The balancing act tofubeats has always performed is being a producer and being a performer in the spotlight. He’s navigated that tightrope well thus far, though last year’s Fantasy Club saw him edging back towards the center. And his 2018 output has only underlined that more. “Run” gives tofubeats space to step into a rap role that he’s long fancied in his career, and the end result is one of the giddier raps he has made, moving beyond the self-doubt found on last year’s album but also being a bit more serious than freebies like “Drum Machine.” “Run” also avoids the typical Japanese hip-hop pitfall of trying too hard to sound like an American artist, opting for something a bit more in tofubeat’s own lane thanks to the digi-pizzicato and general bounce. Plus, at just under two minutes, it wastes no time. Listen above.

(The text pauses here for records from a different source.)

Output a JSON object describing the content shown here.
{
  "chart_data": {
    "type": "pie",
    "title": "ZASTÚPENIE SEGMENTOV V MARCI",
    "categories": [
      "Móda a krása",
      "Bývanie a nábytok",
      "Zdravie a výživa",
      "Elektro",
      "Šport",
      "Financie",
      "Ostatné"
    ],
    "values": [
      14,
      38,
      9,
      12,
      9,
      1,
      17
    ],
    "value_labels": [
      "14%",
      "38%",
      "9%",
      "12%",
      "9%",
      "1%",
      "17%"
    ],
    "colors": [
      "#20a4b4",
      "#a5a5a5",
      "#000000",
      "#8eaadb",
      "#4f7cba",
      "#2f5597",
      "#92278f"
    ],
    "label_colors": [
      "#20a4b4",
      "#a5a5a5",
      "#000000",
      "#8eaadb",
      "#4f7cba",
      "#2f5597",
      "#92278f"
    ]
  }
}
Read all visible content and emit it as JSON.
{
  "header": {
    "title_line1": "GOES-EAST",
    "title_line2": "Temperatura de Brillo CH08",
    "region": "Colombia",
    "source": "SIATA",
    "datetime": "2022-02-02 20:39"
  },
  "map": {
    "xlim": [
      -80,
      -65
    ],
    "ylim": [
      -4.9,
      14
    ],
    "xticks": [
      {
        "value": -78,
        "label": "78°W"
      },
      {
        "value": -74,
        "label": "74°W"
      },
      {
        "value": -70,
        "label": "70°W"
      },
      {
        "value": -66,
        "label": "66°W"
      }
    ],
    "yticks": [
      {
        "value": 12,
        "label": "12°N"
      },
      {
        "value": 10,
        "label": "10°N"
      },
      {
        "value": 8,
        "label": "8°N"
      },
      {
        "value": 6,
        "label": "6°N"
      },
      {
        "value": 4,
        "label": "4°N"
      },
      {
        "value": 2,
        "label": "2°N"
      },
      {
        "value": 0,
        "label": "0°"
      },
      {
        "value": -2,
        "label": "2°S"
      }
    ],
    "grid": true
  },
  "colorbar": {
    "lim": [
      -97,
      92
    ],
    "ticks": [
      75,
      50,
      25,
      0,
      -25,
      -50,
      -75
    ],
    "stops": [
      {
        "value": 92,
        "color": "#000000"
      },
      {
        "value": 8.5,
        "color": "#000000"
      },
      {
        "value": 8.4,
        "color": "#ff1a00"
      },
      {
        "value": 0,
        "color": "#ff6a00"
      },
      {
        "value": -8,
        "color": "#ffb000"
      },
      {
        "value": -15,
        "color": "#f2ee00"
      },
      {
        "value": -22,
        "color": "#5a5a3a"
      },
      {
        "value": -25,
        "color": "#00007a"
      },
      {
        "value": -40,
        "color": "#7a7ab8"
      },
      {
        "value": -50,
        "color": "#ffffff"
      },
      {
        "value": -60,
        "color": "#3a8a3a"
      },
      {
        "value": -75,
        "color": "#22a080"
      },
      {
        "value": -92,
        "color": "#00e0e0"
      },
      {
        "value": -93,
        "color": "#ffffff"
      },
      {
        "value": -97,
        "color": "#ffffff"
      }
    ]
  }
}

MATSUANDTAKE Teams Up With Imai For My Life, Out There

This weekend is Fuji Rock Festival 2018, and I’m heading up to the mountains today! So this is more of a housekeeping post that updates might be sparse over the next few days. To tide you over, this new release from Maltine Records should hold you over, as it brings together two good producers (plus some solid remixes) for an energetic set. Get it here, or listen above.